Liu Chen-Hua1,Chang Yu-Ping1,Lee Ji-Yuh2,Chen Chi-Yi3,Kao Wei-Yu4,Lin Chih-Lin5,Yang Sheng-Shun6,Shih Yu-Lueng7,Peng Cheng-Yuan8,Lee Fu-Jen9,Tsai Ming-Chang10,Huang Shang-Chin11,Su Tung-Hung1,Tseng Tai-Chung1,Liu Chun-Jen1,Chen Pei-Jer1,Kao Jia-Horng1ORCID

Affiliation:

1. National Taiwan University Hospital

2. National Taiwan University Hospital Yun-Lin Branch: National Taiwan University Hospital Yun Lin Branch

3. Ditmanson Medical Foundation Chia-Yi Christian Hospital

4. Taipei Medical University Hospital

5. Taipei City Hospital Renai Branch

6. Taichung Veterans General Hospital

7. Tri-Service General Hospital

8. China Medical University Hospital

9. Fu Jen Catholic University Hospital

10. Chung Shan Medical University Hospital

11. National Taiwan University Hospital Beihu Branch

Abstract

Abstract

Background: Early confirmation of sustained virologic response (SVR) or viral relapse after direct-acting antivirals (DAAs) for hepatitis C virus (HCV) infection is essential based on public health perspectives, particularly for patients with high risk of nonadherence to posttreatment follow-ups.
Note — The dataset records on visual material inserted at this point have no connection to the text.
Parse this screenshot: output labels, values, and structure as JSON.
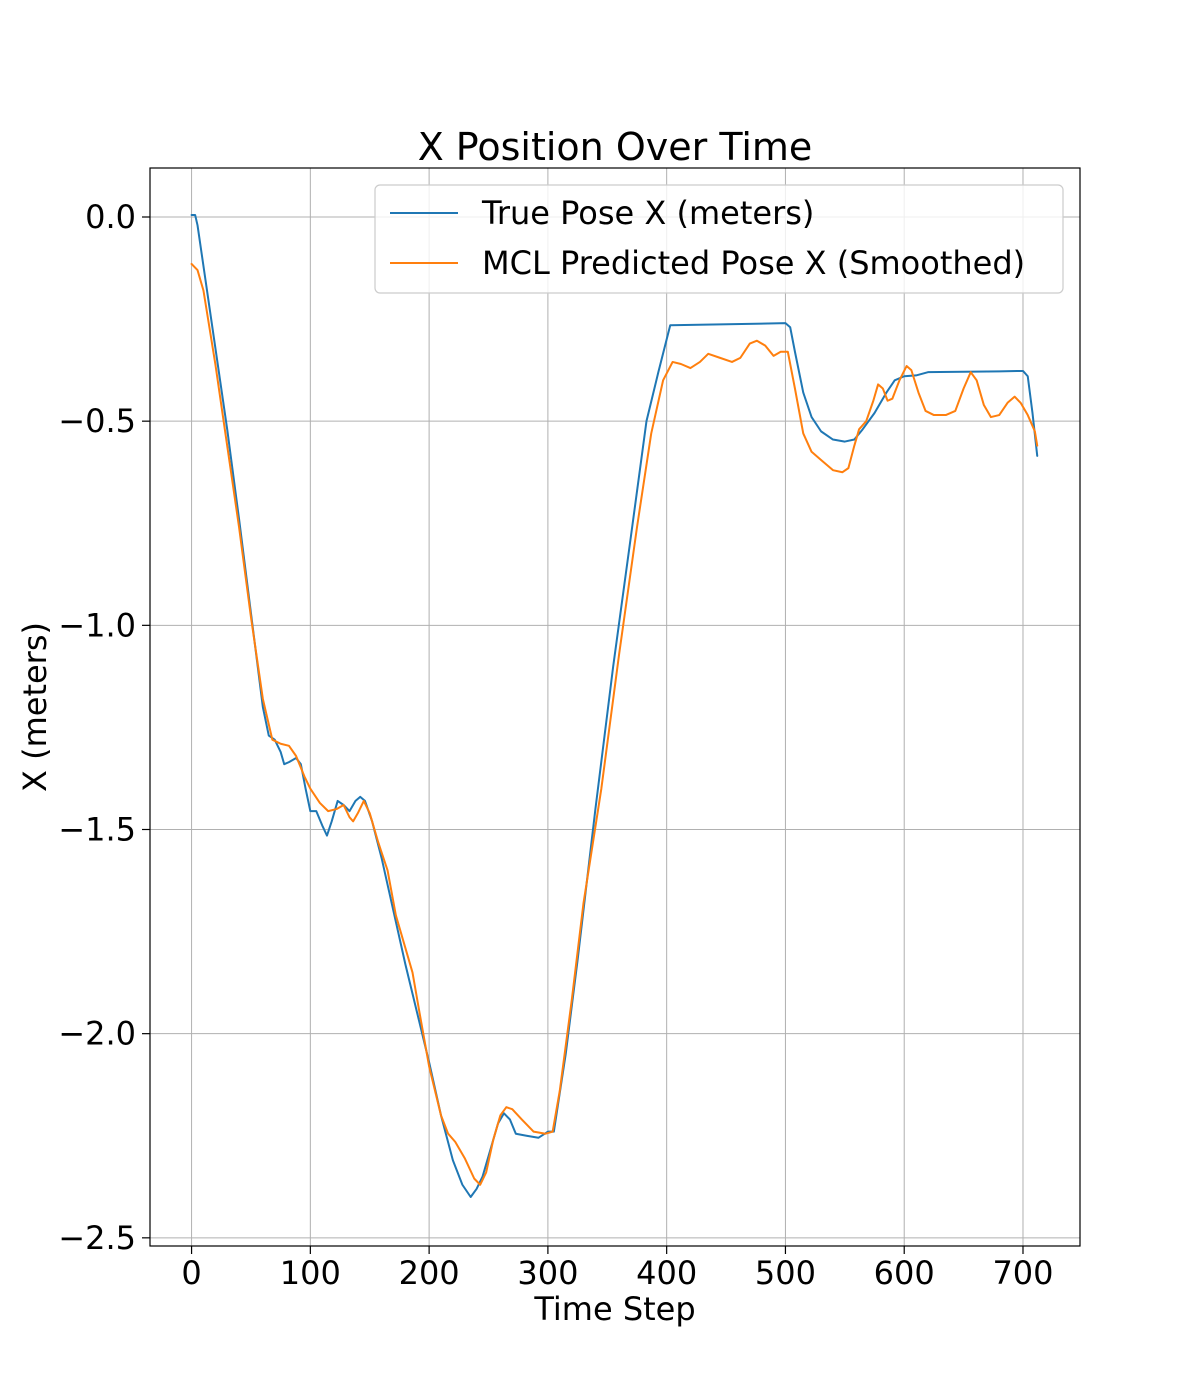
{
  "chart_data": {
    "type": "line",
    "title": "X Position Over Time",
    "xlabel": "Time Step",
    "ylabel": "X (meters)",
    "xlim": [
      -35,
      748
    ],
    "ylim": [
      -2.52,
      0.12
    ],
    "xticks": [
      0,
      100,
      200,
      300,
      400,
      500,
      600,
      700
    ],
    "xtick_labels": [
      "0",
      "100",
      "200",
      "300",
      "400",
      "500",
      "600",
      "700"
    ],
    "yticks": [
      0.0,
      -0.5,
      -1.0,
      -1.5,
      -2.0,
      -2.5
    ],
    "ytick_labels": [
      "0.0",
      "−0.5",
      "−1.0",
      "−1.5",
      "−2.0",
      "−2.5"
    ],
    "grid": true,
    "legend_position": "top-right",
    "series": [
      {
        "name": "True Pose X (meters)",
        "color": "#1f77b4",
        "points": [
          [
            0,
            0.005
          ],
          [
            3,
            0.005
          ],
          [
            5,
            -0.02
          ],
          [
            10,
            -0.12
          ],
          [
            20,
            -0.32
          ],
          [
            30,
            -0.52
          ],
          [
            40,
            -0.74
          ],
          [
            50,
            -0.97
          ],
          [
            60,
            -1.2
          ],
          [
            65,
            -1.27
          ],
          [
            70,
            -1.28
          ],
          [
            75,
            -1.31
          ],
          [
            78,
            -1.34
          ],
          [
            82,
            -1.335
          ],
          [
            88,
            -1.325
          ],
          [
            92,
            -1.34
          ],
          [
            96,
            -1.4
          ],
          [
            100,
            -1.455
          ],
          [
            105,
            -1.455
          ],
          [
            110,
            -1.49
          ],
          [
            114,
            -1.515
          ],
          [
            118,
            -1.48
          ],
          [
            123,
            -1.43
          ],
          [
            128,
            -1.44
          ],
          [
            133,
            -1.455
          ],
          [
            138,
            -1.43
          ],
          [
            142,
            -1.42
          ],
          [
            146,
            -1.43
          ],
          [
            152,
            -1.48
          ],
          [
            160,
            -1.57
          ],
          [
            170,
            -1.7
          ],
          [
            180,
            -1.83
          ],
          [
            190,
            -1.95
          ],
          [
            200,
            -2.07
          ],
          [
            210,
            -2.2
          ],
          [
            220,
            -2.31
          ],
          [
            228,
            -2.37
          ],
          [
            235,
            -2.4
          ],
          [
            240,
            -2.38
          ],
          [
            245,
            -2.35
          ],
          [
            252,
            -2.28
          ],
          [
            258,
            -2.22
          ],
          [
            263,
            -2.195
          ],
          [
            268,
            -2.21
          ],
          [
            273,
            -2.245
          ],
          [
            282,
            -2.25
          ],
          [
            292,
            -2.255
          ],
          [
            300,
            -2.24
          ],
          [
            305,
            -2.24
          ],
          [
            315,
            -2.05
          ],
          [
            325,
            -1.82
          ],
          [
            340,
            -1.45
          ],
          [
            355,
            -1.1
          ],
          [
            370,
            -0.78
          ],
          [
            383,
            -0.5
          ],
          [
            393,
            -0.38
          ],
          [
            403,
            -0.265
          ],
          [
            500,
            -0.26
          ],
          [
            504,
            -0.27
          ],
          [
            508,
            -0.33
          ],
          [
            515,
            -0.43
          ],
          [
            522,
            -0.49
          ],
          [
            530,
            -0.525
          ],
          [
            540,
            -0.545
          ],
          [
            550,
            -0.55
          ],
          [
            558,
            -0.545
          ],
          [
            565,
            -0.52
          ],
          [
            575,
            -0.48
          ],
          [
            585,
            -0.43
          ],
          [
            592,
            -0.4
          ],
          [
            600,
            -0.39
          ],
          [
            610,
            -0.388
          ],
          [
            620,
            -0.38
          ],
          [
            650,
            -0.379
          ],
          [
            680,
            -0.378
          ],
          [
            700,
            -0.377
          ],
          [
            704,
            -0.39
          ],
          [
            708,
            -0.48
          ],
          [
            712,
            -0.585
          ]
        ]
      },
      {
        "name": "MCL Predicted Pose X (Smoothed)",
        "color": "#ff7f0e",
        "points": [
          [
            0,
            -0.115
          ],
          [
            5,
            -0.13
          ],
          [
            10,
            -0.18
          ],
          [
            20,
            -0.36
          ],
          [
            30,
            -0.56
          ],
          [
            40,
            -0.76
          ],
          [
            50,
            -0.98
          ],
          [
            60,
            -1.18
          ],
          [
            68,
            -1.28
          ],
          [
            75,
            -1.29
          ],
          [
            82,
            -1.295
          ],
          [
            88,
            -1.32
          ],
          [
            95,
            -1.37
          ],
          [
            100,
            -1.4
          ],
          [
            108,
            -1.435
          ],
          [
            115,
            -1.455
          ],
          [
            122,
            -1.45
          ],
          [
            128,
            -1.44
          ],
          [
            133,
            -1.47
          ],
          [
            136,
            -1.48
          ],
          [
            140,
            -1.46
          ],
          [
            145,
            -1.43
          ],
          [
            150,
            -1.46
          ],
          [
            157,
            -1.53
          ],
          [
            165,
            -1.6
          ],
          [
            172,
            -1.71
          ],
          [
            180,
            -1.79
          ],
          [
            186,
            -1.85
          ],
          [
            192,
            -1.95
          ],
          [
            200,
            -2.08
          ],
          [
            210,
            -2.2
          ],
          [
            216,
            -2.245
          ],
          [
            222,
            -2.265
          ],
          [
            230,
            -2.305
          ],
          [
            238,
            -2.355
          ],
          [
            243,
            -2.37
          ],
          [
            248,
            -2.34
          ],
          [
            254,
            -2.26
          ],
          [
            260,
            -2.2
          ],
          [
            265,
            -2.18
          ],
          [
            270,
            -2.185
          ],
          [
            278,
            -2.21
          ],
          [
            288,
            -2.24
          ],
          [
            298,
            -2.245
          ],
          [
            304,
            -2.24
          ],
          [
            310,
            -2.14
          ],
          [
            320,
            -1.92
          ],
          [
            330,
            -1.68
          ],
          [
            345,
            -1.4
          ],
          [
            360,
            -1.07
          ],
          [
            375,
            -0.76
          ],
          [
            387,
            -0.53
          ],
          [
            397,
            -0.4
          ],
          [
            405,
            -0.355
          ],
          [
            412,
            -0.36
          ],
          [
            420,
            -0.37
          ],
          [
            428,
            -0.355
          ],
          [
            435,
            -0.335
          ],
          [
            445,
            -0.345
          ],
          [
            455,
            -0.355
          ],
          [
            462,
            -0.345
          ],
          [
            470,
            -0.31
          ],
          [
            476,
            -0.303
          ],
          [
            483,
            -0.315
          ],
          [
            490,
            -0.34
          ],
          [
            496,
            -0.33
          ],
          [
            502,
            -0.33
          ],
          [
            508,
            -0.42
          ],
          [
            515,
            -0.53
          ],
          [
            522,
            -0.575
          ],
          [
            530,
            -0.595
          ],
          [
            540,
            -0.62
          ],
          [
            548,
            -0.625
          ],
          [
            553,
            -0.615
          ],
          [
            558,
            -0.56
          ],
          [
            562,
            -0.52
          ],
          [
            568,
            -0.5
          ],
          [
            574,
            -0.45
          ],
          [
            578,
            -0.41
          ],
          [
            582,
            -0.42
          ],
          [
            586,
            -0.45
          ],
          [
            590,
            -0.445
          ],
          [
            596,
            -0.4
          ],
          [
            602,
            -0.365
          ],
          [
            606,
            -0.375
          ],
          [
            612,
            -0.43
          ],
          [
            618,
            -0.475
          ],
          [
            625,
            -0.485
          ],
          [
            635,
            -0.485
          ],
          [
            643,
            -0.475
          ],
          [
            650,
            -0.42
          ],
          [
            656,
            -0.38
          ],
          [
            661,
            -0.4
          ],
          [
            667,
            -0.46
          ],
          [
            673,
            -0.49
          ],
          [
            680,
            -0.485
          ],
          [
            687,
            -0.455
          ],
          [
            693,
            -0.44
          ],
          [
            698,
            -0.455
          ],
          [
            704,
            -0.485
          ],
          [
            710,
            -0.525
          ],
          [
            712,
            -0.56
          ]
        ]
      }
    ]
  }
}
Methods: A total of 1011 patients who achieved end-of-treatment virologic response, including 526 receiving pangenotypic DAAs, and 485 receiving genotype-specific DAAs, who had available off-treatment weeks 4 and 12 serum HCV RNA data to confirm SVR at off-treatment week 12 (SVR12) or viral relapse were included in the analysis. The positive predictive value (PPV) and negative predictive value (NPV) of SVR4 to predict patients with SVR12 or viral relapse were reported. Furthermore, we analyzed the concordance rate between SVR12 and SVR24 in 943 patients with available SVR24 data. Results: The PPV and NPV of SVR4 to predict SVR12 were 98.5% (95% confidence interval [CI]: 98.0%-98.9%) and 100% (95% CI: 66.4%-100%) in the entire population. The PPV of SVR4 to predict SVR12 in patients receiving pangenotypic DAAs was higher than those receiving genotype-specific DAAs (99.8% [95% CI: 98.9%-100%] versus 97.1% [95% CI: 96.2%-97.8%], p < 0.001). The NPVs of SVR4 to predict viral relapse were 100%, regardless of type of DAAs. Moreover, the concordance rate between SVR12 and SVR24 was 100%. Conclusion: In patients with HCV who are treated with pangenotypic DAAs, an off-treatment week 4 serum HCV RNA testing is sufficient to provide an excellent prediction power of SVR or viral relapse at off-treatment week 12.